Crystal Meth: Drug of Death
Popularity of TV programs like Breaking Bad or the film Half Nelson have spotlighted the rise of crystal methamphetamine use. First discovered in 1919, use of crystal meth in the US has risen since new methods of synthesis emerged in the 1990s. The availability of allergy and cold medicines using the drug pseudoephedrine helped meth labs spring up across the country, often with deadly results.
Crystal meth works by stimulating the brain, causing a general feeling of euphoria. The increased stimulation suppresses appetite and creates an energy burst. Said effects have popularized meth as a weight loss drug or method of staying away for long hours. It can also cause increased sexual arousal, which has led the drug to become associated with risky sex parties. Users will often have numerous sexual partners, which can lead to the spread of disease. Some evidence has further linked meth use to so-called HIV super infection, a strain of the virus resistant to modern treatment.
Meth Use on the Rise
Once only popular in urban areas, use and cooking of crystal meth has exploded within rural areas. One reason: the availability of ammonium nitrate, commonly used as a crop fertilizer. Mixing of ammonium nitrate, pseudoephedrine and components from lithium batteries can synthesize the drug. The easy of availability of these chemicals has lead many amateur users to try to synthesize it, despite the high risks. Besides the lethal potential of consuming the drug, cooking it in an unsafe environment or by using household materials can cause fire or explosion.

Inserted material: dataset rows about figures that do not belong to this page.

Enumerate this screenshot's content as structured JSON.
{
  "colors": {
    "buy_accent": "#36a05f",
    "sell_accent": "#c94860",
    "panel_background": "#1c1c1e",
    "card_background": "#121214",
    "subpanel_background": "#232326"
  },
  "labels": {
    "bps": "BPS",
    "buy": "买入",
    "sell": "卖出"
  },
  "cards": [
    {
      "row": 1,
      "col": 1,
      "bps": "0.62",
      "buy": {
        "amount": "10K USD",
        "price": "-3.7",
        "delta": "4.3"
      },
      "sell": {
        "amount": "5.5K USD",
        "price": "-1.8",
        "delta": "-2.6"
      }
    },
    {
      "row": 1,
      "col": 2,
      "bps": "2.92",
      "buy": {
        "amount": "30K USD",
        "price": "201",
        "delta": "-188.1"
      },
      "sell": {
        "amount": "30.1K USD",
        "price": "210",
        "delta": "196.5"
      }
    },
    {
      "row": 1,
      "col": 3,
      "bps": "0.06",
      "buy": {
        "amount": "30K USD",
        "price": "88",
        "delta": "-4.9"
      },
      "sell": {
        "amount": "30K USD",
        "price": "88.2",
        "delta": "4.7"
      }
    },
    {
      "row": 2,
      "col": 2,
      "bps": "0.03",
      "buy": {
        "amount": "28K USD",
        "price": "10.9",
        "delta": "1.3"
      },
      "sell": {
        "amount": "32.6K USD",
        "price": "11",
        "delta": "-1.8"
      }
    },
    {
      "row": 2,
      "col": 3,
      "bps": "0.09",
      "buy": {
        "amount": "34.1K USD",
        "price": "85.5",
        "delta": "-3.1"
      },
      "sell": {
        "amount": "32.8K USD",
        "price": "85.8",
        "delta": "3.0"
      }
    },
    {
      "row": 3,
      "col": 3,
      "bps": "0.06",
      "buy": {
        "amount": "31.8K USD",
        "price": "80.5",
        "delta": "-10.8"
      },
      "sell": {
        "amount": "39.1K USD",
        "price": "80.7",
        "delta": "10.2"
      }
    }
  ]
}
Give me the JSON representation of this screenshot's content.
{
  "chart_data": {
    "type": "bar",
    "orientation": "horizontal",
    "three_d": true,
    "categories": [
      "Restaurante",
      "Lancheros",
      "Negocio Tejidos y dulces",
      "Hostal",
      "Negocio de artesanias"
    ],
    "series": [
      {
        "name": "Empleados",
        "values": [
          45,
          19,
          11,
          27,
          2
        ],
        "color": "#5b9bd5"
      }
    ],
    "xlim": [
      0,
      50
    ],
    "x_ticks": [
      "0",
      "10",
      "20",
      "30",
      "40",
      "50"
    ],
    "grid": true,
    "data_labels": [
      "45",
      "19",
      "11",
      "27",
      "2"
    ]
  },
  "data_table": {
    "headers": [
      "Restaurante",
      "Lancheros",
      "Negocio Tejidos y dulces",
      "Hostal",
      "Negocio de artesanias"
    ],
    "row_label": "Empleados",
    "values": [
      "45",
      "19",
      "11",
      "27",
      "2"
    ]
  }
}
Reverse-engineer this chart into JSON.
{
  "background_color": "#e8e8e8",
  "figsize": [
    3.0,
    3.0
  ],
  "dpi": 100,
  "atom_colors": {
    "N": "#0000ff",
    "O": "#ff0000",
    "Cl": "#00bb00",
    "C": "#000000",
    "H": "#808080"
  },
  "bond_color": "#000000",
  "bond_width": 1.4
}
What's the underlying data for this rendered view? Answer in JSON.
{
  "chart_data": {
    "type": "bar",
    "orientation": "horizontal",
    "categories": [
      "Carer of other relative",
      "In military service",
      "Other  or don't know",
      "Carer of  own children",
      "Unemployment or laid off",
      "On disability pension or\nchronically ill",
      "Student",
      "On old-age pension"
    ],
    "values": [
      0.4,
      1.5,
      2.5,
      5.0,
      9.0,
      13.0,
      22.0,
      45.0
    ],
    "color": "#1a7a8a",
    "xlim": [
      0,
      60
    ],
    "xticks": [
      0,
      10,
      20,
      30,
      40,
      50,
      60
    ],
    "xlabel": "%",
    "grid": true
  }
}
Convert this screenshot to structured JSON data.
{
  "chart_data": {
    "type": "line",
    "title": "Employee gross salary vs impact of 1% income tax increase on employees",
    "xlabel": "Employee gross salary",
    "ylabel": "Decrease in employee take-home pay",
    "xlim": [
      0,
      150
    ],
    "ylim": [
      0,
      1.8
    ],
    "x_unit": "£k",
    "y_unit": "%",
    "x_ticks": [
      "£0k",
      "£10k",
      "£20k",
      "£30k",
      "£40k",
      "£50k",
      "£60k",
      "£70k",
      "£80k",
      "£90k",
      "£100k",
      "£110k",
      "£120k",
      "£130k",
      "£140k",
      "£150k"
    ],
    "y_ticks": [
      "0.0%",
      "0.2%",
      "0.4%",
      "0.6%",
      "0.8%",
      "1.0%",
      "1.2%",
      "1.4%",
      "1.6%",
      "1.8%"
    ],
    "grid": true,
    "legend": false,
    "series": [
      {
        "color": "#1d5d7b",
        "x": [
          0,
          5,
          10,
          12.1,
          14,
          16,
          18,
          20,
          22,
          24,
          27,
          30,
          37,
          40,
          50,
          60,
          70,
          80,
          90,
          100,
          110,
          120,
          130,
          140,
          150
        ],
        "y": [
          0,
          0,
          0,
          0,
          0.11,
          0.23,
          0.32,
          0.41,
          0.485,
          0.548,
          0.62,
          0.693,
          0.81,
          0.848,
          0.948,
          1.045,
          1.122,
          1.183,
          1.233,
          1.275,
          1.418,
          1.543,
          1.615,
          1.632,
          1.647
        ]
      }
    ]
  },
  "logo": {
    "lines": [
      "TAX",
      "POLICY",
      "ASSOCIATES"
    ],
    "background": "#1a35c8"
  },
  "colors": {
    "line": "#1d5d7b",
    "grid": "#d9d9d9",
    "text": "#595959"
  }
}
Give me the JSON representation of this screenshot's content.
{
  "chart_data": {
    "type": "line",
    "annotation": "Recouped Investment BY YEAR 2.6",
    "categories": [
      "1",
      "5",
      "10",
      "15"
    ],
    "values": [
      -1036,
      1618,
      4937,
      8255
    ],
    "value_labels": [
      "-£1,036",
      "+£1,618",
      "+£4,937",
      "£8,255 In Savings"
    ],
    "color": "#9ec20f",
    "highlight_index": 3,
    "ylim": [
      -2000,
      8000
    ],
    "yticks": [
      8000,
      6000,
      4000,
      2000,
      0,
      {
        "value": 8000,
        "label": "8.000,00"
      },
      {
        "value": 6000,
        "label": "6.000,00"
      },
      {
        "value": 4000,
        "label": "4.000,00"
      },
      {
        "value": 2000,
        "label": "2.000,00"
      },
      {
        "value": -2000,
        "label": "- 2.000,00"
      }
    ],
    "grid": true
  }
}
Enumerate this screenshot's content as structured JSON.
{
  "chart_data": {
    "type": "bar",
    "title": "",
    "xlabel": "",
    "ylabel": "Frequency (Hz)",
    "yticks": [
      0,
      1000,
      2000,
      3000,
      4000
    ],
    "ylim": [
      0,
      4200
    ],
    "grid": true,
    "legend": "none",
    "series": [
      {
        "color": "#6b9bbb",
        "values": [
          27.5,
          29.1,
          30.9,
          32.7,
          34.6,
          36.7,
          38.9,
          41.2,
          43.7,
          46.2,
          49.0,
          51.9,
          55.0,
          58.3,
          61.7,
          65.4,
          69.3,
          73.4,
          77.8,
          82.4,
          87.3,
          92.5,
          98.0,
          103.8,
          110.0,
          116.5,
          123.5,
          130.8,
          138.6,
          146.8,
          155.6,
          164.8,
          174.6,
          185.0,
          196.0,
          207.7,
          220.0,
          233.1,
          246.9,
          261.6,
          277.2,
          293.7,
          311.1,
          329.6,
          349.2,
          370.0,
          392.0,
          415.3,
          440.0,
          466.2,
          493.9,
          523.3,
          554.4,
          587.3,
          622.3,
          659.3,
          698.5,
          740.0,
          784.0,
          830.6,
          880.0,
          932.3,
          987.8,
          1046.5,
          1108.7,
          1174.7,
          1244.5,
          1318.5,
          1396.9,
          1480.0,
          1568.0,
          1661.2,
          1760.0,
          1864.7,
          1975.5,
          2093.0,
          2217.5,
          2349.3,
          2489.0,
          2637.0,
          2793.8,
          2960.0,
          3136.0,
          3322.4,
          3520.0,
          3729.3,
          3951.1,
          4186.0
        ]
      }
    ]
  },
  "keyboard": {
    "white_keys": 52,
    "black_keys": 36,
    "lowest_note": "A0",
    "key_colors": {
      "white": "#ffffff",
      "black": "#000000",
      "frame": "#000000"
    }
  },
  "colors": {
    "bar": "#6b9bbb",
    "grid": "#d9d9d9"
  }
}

Even if a batch of meth is cooked correctly, the drug remains dangerous. Users of meth often show signs of extreme aging, abscesses, scarring and tooth rot, often referred to as meth mouth. Frequent use of the drug can also lead to psychosis, with users often reporting hallucinations. These effects are swift and extreme, and can begin to manifest after even a few uses.
For all the toxic effects, use of crystal methamphetamine remains popular in both city and country areas. The ease of access to components has led to amateur labs with potential for danger as great as the drug itself. For those who use, consequences are heavy, and the need for treatment becomes even more imperative.